For more information on setting up users to perform additional administrative tasks, please see

the following IBM/Domino article titled “Setting up ACLs for the Administration Process” found

at the following link:

http://infocenters.lotus.com/help7/topic/com.ibm.help.domino.admin.doc/DOC/H_MODIFYING

_ACLS_TO_USE_THE_ADMINISTRATION_PROCESS.html

http://infocenters.lotus.com/help7/topic/com.ibm.help.domino.admin.doc/DOC/H_MODIFYING_ACLS_TO_USE_THE_ADMINISTRATION_PROCESS.html

http://infocenters.lotus.com/help7/topic/com.ibm.help.domino.admin.doc/DOC/H_MODIFYING_ACLS_TO_USE_THE_ADMINISTRATION_PROCESS.html



So the same procedure as section “Add the Domino Account to the ACL of all NSF files to be migrated”

will be needed to add ‘NotesMig User’ to the ACL of the names.nsf, admin4.nsf and certlog.nsf files

(based upon this example scenario). This can be achieved using the ‘Manage ACL...’ option under the

‘Files’ tab in Domino Administrator. In the ‘Files’ tab, locate the names.nsf, admin4.nsf and certlog.nsf

files to modify the ACL on (multi-select is available if needed for the particular environment) and under

the ‘Database’ drop-down, click ‘Manage ACL...’.

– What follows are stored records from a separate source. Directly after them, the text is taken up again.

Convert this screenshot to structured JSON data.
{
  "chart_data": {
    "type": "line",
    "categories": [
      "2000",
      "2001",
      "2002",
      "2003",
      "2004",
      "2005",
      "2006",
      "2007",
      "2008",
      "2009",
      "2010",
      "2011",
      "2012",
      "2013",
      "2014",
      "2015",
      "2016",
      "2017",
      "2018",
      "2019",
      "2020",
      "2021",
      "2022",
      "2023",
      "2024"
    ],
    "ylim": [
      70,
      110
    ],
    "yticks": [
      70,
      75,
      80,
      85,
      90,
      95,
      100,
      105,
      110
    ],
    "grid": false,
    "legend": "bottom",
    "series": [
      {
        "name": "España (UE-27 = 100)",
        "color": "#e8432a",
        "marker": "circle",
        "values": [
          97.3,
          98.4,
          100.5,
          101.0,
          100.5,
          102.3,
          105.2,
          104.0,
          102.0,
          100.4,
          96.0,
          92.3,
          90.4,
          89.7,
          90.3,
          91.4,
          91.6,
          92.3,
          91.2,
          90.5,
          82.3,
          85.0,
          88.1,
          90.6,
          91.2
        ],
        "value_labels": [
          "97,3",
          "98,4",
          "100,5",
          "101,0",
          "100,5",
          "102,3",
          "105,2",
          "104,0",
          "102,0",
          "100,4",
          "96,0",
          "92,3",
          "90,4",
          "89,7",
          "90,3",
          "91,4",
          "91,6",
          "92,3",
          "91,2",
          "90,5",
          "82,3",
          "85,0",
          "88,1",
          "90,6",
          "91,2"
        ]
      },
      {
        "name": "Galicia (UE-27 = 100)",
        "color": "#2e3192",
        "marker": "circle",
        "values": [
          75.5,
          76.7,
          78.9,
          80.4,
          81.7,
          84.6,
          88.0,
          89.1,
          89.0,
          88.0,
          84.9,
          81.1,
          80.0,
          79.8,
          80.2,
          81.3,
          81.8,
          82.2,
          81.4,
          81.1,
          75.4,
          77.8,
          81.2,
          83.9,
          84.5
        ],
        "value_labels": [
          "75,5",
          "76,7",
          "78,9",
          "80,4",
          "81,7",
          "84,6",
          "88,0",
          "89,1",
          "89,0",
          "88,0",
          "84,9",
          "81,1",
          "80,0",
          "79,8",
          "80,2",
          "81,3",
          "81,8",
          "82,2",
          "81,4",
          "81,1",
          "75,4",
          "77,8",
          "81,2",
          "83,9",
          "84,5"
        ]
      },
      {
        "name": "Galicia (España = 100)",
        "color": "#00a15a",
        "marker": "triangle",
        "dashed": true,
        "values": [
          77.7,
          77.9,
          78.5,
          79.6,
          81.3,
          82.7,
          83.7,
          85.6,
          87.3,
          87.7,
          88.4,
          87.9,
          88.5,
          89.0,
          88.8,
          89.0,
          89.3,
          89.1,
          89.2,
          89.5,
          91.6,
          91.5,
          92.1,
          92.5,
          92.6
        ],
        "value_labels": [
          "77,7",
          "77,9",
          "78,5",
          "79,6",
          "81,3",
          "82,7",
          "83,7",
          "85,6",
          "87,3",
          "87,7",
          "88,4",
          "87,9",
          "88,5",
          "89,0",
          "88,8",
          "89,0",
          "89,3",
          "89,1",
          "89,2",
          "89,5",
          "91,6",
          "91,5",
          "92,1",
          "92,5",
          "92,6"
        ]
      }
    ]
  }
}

Figure 14 - Selecting the needed NSF files for ACL modification



For this example, ‘NotesMig User’ is added as ‘User type:Person/Access:Editor’ to the names.nsf,

admin4.nsf and certlog.nsf files as shown below:

Figure 15 - Adding NotesMig User to the ACL of the needed NSF files

Note: Once set, this may take time to replicate within the Notes Environment before having the ability

to modify the Person Documents. Log in as ‘NotesMig User’ frequently to Domino Administrator to see if

the Personal Document can be manually edited prior to attempting the same action within Quest Notes

Migrator for Exchange.



Results

Results of ‘Disable foreign directory synch’ and ‘Set user visibility’:

Figure 16 – NME results of visibility and foreign directory synch

Figure 17 - Results of visibility and foreign directory synch



Results of ‘Set forwarding’:

Figure 18 - NME results Set Mail Forwarding

Figure 19 - Results of Set Forwarding



As an example, if an attempt is made to set the ‘Allow foreign directory synchronization’ via the ‘Notes

administrative functions’ option within Quest Notes Migrator for Exchange and the Notes ID file

specified does not have sufficient privileges, the following error will be seen in the Quest Notes Migrator

for Exchange log file:

15:07:57 ERROR: [1395-31-14-00000000] Unable to set forwarding and/or disable foreign dirsync for user 'Carl User' 15:07:57 Person document is read-only.

...and if the same action is attempted via Domino Administrator, it will be noticed that there is no ‘Edit

Person’ button to modify the value which means the person logged into Domino Administrator has

insufficient privileges to modify the Person Document:

Figure 20 - Results of having and not having sufficient privileges

What this means is the user being specified in the Notes Server section of Quest Notes Migrator for

Exchange will require certain privileges to make these activities work.



Summary Quest Notes Migrator for Exchange manages the activities of Migrating Mail (from Notes mailboxes),

sending “You’ve been migrated” messages to Notes mailboxes, setting/removing of forwarding (within

the Notes Personal Documents), setting the ‘Allow foreign directory synchronization’ (within the Notes

Personal Documents) and setting user visibility (within the Notes Personal Documents) using basic

Domino commands. For these commands to run uninterrupted, privileges need to be given to a

migration account such that they can successfully perform these actions as if the actions were being

performed using Domino/Lotus Notes native tools. Failing to do so will result in errors which will prevent

a successful migration from occurring.

This basic example should give guidance in how to achieve a successful migration with minimum

rights. For larger, more complex environments, further investigation on part of the end-user will be

warranted. If the provided information here does not allow for the said actions to work successfully,

Quest Technical Support will request that the recommended permissions/rights/roles given from the

current System Requirements be implemented.